Tester specifically pressed BIA head Darryl LaCounte on the HEARTH Act, which allows federally recognized tribes to opt out of the Secretarial approval requirements for tribal leases and implement leasing regulations to specifically meet their own needs. Last month Fort Belknap became the first Montana tribe to submit a Residential Leasing Act for BIA review—but BIA has repeatedly put up barriers to the review, and the Tribe’s housing waitlist remains over 150 families long.
Tribal members living on trust lands face unique barriers to attaining homeownership, with approximately 90,000 Native families homeless or under-housed. Traditional mortgage lenders are often reluctant to issue mortgages to borrowers living on trust land because of the unique challenges and delays that can come with such mortgages.
The Department of Housing and Urban Development’s Assessment of American Indian and Alaska Native Housing Needs released in January 2017 documented a need of 68,000 new units across Indian Country to address high rates of substandard homes and overcrowded conditions in tribal communities.

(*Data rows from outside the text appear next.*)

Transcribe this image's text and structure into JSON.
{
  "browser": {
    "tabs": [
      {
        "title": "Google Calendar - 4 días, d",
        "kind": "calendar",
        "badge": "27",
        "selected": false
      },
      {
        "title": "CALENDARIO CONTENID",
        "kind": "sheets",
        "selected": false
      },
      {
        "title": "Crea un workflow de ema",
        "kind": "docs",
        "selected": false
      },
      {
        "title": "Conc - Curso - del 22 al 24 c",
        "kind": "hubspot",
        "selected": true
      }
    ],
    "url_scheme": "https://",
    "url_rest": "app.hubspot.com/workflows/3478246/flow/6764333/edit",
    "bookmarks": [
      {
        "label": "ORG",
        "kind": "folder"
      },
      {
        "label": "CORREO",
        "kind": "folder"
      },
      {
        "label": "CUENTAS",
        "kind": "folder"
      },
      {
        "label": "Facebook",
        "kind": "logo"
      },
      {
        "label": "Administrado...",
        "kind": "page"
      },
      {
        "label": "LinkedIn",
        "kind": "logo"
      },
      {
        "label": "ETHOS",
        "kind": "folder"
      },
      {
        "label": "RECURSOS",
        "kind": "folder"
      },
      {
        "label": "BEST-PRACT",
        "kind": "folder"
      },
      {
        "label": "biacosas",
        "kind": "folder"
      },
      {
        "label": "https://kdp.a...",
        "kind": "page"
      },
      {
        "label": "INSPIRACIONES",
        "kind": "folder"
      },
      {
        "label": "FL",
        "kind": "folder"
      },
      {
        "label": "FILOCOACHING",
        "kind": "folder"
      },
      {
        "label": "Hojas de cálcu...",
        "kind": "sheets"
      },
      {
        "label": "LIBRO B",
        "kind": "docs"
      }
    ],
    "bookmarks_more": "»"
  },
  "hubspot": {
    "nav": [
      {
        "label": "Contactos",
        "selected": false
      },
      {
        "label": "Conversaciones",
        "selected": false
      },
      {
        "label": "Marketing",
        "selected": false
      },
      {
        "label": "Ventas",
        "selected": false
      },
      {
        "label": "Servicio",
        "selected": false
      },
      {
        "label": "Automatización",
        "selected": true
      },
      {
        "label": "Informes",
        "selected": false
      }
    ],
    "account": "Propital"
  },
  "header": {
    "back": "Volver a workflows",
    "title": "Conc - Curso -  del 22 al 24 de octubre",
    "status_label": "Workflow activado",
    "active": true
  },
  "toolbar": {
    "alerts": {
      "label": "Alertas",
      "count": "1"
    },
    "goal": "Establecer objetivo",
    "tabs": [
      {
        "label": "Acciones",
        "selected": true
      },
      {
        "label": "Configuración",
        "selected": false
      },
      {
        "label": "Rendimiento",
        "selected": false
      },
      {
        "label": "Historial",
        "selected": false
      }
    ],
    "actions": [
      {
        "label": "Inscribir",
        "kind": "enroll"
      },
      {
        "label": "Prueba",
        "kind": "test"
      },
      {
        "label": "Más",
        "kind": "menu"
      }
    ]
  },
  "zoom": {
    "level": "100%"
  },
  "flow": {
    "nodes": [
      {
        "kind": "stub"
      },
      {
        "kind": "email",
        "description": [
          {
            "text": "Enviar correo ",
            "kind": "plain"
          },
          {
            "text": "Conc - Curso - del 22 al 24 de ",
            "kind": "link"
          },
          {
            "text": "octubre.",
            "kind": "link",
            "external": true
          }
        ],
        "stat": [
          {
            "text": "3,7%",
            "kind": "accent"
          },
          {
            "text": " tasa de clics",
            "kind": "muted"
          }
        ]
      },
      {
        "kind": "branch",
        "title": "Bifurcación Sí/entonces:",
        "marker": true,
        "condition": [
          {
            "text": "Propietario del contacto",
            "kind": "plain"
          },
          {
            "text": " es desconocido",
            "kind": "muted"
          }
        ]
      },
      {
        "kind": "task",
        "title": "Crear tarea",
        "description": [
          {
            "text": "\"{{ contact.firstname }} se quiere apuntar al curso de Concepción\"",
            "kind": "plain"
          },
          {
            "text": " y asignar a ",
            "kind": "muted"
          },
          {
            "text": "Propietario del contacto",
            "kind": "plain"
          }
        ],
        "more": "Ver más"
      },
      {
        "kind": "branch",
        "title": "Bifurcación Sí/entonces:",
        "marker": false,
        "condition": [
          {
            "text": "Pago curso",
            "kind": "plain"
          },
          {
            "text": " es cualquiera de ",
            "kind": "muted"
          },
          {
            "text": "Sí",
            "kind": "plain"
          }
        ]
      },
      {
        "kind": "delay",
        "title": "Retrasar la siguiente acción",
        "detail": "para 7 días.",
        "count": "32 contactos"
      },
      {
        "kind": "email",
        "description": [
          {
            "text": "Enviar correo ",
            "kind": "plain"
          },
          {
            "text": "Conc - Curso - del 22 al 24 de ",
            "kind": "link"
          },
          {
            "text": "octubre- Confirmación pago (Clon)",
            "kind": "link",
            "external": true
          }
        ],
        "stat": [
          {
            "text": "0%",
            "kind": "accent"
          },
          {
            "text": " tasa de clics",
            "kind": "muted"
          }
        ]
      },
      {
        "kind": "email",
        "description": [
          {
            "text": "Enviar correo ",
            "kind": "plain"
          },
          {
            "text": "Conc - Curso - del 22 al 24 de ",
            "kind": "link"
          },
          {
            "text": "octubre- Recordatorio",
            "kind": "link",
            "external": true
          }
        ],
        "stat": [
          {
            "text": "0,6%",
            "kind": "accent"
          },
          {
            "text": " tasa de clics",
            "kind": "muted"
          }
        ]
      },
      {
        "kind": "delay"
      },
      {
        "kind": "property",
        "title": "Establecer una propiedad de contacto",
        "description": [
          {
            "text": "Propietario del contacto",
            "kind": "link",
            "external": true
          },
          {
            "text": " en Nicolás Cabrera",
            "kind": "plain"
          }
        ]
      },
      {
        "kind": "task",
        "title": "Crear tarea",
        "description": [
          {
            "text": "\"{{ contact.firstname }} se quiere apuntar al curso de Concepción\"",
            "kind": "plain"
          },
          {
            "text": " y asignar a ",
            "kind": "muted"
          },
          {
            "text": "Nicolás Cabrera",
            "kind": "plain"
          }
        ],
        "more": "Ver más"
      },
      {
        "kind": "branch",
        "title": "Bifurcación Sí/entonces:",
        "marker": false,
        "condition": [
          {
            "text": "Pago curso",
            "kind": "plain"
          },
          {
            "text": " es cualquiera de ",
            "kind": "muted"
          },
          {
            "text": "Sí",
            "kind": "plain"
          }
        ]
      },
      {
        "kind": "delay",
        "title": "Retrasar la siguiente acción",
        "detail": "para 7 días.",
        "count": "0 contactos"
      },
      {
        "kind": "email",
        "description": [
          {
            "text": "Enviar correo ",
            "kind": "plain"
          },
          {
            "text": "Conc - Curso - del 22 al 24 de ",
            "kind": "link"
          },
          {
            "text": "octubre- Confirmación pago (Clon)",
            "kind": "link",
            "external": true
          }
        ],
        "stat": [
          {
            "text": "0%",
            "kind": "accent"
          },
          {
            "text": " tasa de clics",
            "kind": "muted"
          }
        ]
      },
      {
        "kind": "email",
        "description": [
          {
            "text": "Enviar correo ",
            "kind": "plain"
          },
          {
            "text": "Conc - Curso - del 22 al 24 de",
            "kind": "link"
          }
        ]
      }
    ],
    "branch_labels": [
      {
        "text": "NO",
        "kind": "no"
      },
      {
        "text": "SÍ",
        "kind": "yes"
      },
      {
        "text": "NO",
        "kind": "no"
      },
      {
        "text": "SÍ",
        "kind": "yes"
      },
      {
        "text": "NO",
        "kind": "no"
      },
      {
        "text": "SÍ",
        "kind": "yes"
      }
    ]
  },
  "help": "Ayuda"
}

Tester is a longtime supporter of efforts to boost access to safe, affordable housing and increase homeownership in Indian Country. He introduced Tribal HUD-VASH this Congress, which provides rental assistance for homeless or at-risk Indian veterans and will improve case management services, provide housing for eligible homeless Indian veterans by mandating federal agencies to work cooperatively, and ensure program accountability through Congressional reporting.
He is also a co-sponsor of the Native American Housing Assistance and Self Determination Act (NAHASDA) that reauthorizes the Indian Housing Block Grant and Title VI Loan Guarantee, which provides financing guarantees to tribes for private market loans to develop affordable housing.